Henrik smiled a crooked smile and hollered over his shoulder, “If you know what you’re doing, you don’t need bait.”
This response was inherited from his grandfather, much like the fishing pole. During summer camping trips to Lake Schlitz, all the other fathers and grandfathers toiled with bait and spinners, worms, chicken liver, even gouda cheese: anything to catch the attention of the bass that populated the lake. Henrik’s grandfather threw a simple, naked hook into the water and let it float beneath the surface.
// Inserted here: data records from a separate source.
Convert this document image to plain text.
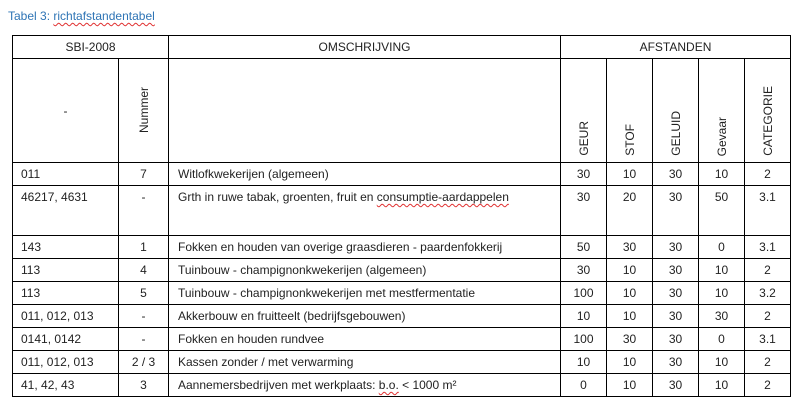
Tabel 3: richtafstandentabel
SBI-2008		OMSCHRIJVING	AFSTANDEN				
-	Nummer		GEUR	STOF	GELUID	Gevaar	CATEGORIE

011	7	Witlofkwekerijen (algemeen)	30	10	30	10	2
46217, 4631	-	Grth in ruwe tabak, groenten, fruit en consumptie-aardappelen	30	20	30	50	3.1
143	1	Fokken en houden van overige graasdieren - paardenfokkerij	50	30	30	0	3.1
113	4	Tuinbouw - champignonkwekerijen (algemeen)	30	10	30	10	2
113	5	Tuinbouw - champignonkwekerijen met mestfermentatie	100	10	30	10	3.2
011, 012, 013	-	Akkerbouw en fruitteelt (bedrijfsgebouwen)	10	10	30	30	2
0141, 0142	-	Fokken en houden rundvee	100	30	30	0	3.1
011, 012, 013	2 / 3	Kassen zonder / met verwarming	10	10	30	10	2
41, 42, 43	3	Aannemersbedrijven met werkplaats: b.o. < 1000 m²	0	10	30	10	2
The other fishermen laughed and called out to him until he reeled in the largest and most impressive fish, time and again.
“How the hell do you do that, Nilsen?” The men shouted, their voices brimming with an amused jealousy.
His grandfather always replied, “If you know what you’re doing, you don’t need any goddamn bait.”
The other fishermen threw in their bare hooks but caught nothing. Henrik and his brother Nico pestered their grandfather to share his secret. He repeated what he told the fishermen though neither boy believed that there wasn’t some trick. It wasn’t until Henrik’s sixteenth birthday that his grandfather presented him with the fishing pole. When they hugged, his grandfather whispered the secret to always pulling a full hook from the water. The weight of the knowledge stunned Henrik into silence.
As he was standing in the water, feeling the wet breeze rustle his flannel collar, Henrik recalled the words that his grandfather whispered to him. He breathed them into the tide. From behind him, Duchamp wrapped his wiry, tan arms around Henrik’s waist. It was something his wife used to do when he dressed in the mornings though the Frenchman was more substantial, allowing him to lean back until their centers of gravity merged. Duchamp had a hold of him when the line jerked. The two men laughed as Henrik’s strong shoulders jerked back, increasing the tension on the pole. The rest of the group gathered around, cackling against the spray and cheering on the newest member of their driftwood tribe.